Sit down to a dinner of tender, slow oven-cooked Guinness Braised Corned Beef. Makes the perfect addition to your St. Patrick’s Day dinner!
Without fail at the beginning of March every year I start getting a hankering for corned beef. I know it has to do with the mounds of St. Patrick’s Day recipes floating around Pinterest and grocery stores suddenly increasing the amount of corned beef they keep in stock. While I know it’s the marketing strategies that bring on the craving, my stomach says otherwise and sitting down to a corned beef dinner has become a yearly tradition in our household.
We aren’t Irish, not even a little bit but last time I checked corned beef and cabbage was never a traditional dish to be cooked in Ireland on St. Patrick’s Day anyway. The Irish population started to consuming corned beef when they immigrated to America and it became the more affordable option. Not surprisingly if you are one of those people that think of corned beef as a Kosher deli food than an Irish one, you are correct! The Irish population settled near the Jewish communities in New York City and purchased their briskets from the Kosher butchers. This is how it came to be beloved by all of us!
For years I used to boil my corned beef for hours until it was tender, just the way my mom would cook it. Until I realized that braising your corned beef in the oven was the way to go.
For starters it takes significantly less time than boiling and you can impart more flavor into the meat than just boiling water. Not to mention this is a set it and forget it situation! To make it a little more festive and “Irish” I went ahead and braised it with a good amount of Guinness which seeps into the beef as it cooks for a nice malty, bready taste. In the final moments the corned beef is topped with a spicy brown sugar mustard for a glaze that’s simply irresistible. I of course couldn’t resist tossing my Jewish roots just a little into the mix and added some potatoes to the pot as it cooked – our traditional way of cooking a brisket!
Pair it with some braised cabbage and dinner is good to go! Bonus, I highly suggest using the braising liquid from the corned beef to cook the cabbage!
- 3-4lb cured corned beef
- 2 cups Guinness Extra Stout
- 1 cup low-sodium beef stock
- 1 tablespoon pickling spice
- 1/4 cup dijon mustard
- 2 tablespoons brown sugar
- 2 teaspoons honey
- 1/2 teaspoon cayenne pepper
- 2 large or 3 medium russet potatoes, peeled and quartered
- Heat your oven to 300 degrees F.
- Remove the corned beef from the packaging and rinse well with cold water. If it contains a package of pickling spices save for later.
- Place the corned beef in an oven safe braising dish or dutch oven and arrange the potatoes around the sides of the corned beef.

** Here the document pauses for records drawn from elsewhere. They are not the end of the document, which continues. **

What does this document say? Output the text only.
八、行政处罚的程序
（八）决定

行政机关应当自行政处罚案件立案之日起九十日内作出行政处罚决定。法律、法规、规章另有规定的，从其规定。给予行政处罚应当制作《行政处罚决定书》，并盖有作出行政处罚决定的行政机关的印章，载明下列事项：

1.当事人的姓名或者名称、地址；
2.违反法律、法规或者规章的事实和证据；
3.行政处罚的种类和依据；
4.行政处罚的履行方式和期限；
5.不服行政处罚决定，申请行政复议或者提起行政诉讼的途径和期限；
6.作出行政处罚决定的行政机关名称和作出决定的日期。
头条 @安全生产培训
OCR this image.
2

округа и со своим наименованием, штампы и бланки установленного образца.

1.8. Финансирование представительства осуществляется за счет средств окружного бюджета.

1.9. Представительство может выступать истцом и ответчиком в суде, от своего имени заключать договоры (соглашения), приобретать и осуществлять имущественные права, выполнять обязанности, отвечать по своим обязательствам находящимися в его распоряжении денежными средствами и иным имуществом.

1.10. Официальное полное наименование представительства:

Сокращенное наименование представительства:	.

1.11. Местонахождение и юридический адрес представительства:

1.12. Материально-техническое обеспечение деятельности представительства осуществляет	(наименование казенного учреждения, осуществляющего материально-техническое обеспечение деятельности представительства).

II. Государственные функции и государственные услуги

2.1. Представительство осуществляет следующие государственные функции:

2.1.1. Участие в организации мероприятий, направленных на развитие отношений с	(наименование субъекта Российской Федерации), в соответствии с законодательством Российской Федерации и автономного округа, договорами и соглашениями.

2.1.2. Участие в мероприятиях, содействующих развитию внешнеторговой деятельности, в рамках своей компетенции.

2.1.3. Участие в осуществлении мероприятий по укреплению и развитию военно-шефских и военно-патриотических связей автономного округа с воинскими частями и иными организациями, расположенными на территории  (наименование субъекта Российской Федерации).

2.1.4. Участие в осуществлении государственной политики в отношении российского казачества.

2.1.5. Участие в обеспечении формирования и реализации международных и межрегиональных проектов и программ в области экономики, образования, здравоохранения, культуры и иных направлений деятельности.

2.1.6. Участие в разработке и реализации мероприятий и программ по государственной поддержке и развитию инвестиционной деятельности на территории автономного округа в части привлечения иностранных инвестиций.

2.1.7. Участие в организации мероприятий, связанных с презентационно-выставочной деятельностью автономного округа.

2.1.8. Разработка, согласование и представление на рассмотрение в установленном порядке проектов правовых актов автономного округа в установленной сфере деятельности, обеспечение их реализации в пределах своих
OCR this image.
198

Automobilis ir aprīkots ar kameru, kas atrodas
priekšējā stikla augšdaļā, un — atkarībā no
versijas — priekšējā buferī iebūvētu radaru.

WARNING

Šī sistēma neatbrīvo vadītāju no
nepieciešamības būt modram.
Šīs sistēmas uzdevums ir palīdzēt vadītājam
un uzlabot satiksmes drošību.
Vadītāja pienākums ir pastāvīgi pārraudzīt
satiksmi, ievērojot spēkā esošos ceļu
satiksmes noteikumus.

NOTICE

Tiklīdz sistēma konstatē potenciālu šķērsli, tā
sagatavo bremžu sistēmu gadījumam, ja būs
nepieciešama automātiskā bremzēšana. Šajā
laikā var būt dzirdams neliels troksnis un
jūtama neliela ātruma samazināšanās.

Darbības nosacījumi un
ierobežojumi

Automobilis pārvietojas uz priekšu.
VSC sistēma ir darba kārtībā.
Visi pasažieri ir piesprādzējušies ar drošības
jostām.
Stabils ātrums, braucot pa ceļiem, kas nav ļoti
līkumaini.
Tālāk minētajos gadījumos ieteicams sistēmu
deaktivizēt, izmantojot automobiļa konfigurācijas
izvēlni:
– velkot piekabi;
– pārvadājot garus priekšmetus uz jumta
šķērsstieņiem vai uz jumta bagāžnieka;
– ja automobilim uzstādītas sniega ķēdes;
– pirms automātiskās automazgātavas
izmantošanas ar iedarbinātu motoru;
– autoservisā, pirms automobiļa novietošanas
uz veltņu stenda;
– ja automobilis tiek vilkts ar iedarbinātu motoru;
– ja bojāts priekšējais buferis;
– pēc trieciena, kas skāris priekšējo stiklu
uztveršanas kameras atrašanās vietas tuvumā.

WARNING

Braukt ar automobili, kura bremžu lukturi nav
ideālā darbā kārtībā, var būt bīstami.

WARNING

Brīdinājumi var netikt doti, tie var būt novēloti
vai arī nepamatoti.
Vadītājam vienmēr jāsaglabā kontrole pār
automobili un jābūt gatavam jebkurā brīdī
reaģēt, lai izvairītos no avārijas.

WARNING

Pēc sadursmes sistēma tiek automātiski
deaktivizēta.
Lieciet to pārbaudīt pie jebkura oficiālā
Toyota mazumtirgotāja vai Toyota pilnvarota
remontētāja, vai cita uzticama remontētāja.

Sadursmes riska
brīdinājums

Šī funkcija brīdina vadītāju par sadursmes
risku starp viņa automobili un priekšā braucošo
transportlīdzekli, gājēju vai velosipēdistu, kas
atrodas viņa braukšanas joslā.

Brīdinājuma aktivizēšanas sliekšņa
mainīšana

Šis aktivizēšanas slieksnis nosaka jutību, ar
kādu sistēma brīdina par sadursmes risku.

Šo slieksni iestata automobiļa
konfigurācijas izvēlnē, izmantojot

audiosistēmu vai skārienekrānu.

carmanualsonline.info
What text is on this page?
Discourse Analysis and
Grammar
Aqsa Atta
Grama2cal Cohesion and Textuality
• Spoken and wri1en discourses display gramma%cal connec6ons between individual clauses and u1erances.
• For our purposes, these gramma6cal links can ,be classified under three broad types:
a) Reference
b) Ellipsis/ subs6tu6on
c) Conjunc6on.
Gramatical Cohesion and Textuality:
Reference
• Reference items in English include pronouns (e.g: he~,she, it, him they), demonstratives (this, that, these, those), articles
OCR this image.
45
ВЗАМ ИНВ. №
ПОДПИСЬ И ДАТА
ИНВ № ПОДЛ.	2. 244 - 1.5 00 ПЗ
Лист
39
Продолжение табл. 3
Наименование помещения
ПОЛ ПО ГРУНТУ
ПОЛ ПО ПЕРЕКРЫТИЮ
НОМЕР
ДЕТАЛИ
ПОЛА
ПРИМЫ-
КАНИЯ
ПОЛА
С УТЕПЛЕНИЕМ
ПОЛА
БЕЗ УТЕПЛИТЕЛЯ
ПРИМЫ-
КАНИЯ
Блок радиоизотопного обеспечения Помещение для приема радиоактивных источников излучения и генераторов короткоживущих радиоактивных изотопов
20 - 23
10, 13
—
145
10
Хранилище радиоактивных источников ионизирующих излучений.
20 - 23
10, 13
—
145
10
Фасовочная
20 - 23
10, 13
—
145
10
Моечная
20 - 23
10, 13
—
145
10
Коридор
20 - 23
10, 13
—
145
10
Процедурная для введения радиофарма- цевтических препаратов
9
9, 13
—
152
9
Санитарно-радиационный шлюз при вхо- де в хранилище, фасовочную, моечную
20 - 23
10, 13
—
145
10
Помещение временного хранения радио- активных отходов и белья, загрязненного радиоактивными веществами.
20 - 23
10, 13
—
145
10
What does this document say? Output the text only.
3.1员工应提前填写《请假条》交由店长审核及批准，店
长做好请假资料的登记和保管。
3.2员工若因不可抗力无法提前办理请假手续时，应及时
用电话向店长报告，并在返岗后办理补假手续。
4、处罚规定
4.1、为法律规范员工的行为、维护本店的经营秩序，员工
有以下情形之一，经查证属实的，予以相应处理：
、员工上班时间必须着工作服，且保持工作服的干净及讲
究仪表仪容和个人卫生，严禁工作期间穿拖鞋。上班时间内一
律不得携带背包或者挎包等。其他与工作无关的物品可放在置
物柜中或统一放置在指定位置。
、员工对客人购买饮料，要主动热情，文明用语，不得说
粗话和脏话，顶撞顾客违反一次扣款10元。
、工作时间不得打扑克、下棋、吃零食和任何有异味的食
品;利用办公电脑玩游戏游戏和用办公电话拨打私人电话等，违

- Pour in the Guinness and beef stock so that it reaches to just the top of the corned beef, it does not have to cover it.
- Sprinkle the pickling spices over the top (either from the reserved packaging or your own) and place in the oven covered to braise for 2 to 2 1/2 hours until fork tender.
- In a small bowl whisk together the mustard, brown sugar, honey and cayenne pepper and set aside.
- Remove the corned beef from the oven and increase the oven temperature to 400 degrees.
- Brush the glaze on top of the corned beef and place back in the oven uncovered for 15-20 or until the glaze has browned slightly.
- Remove and sit for about 15-20 minutes before slicing and serving.
- While the corned beef is resting you can use the braising liquid to make braised corned beef or if desired reduce the liquid down in a medium pot for a gravy to drizzle over the top.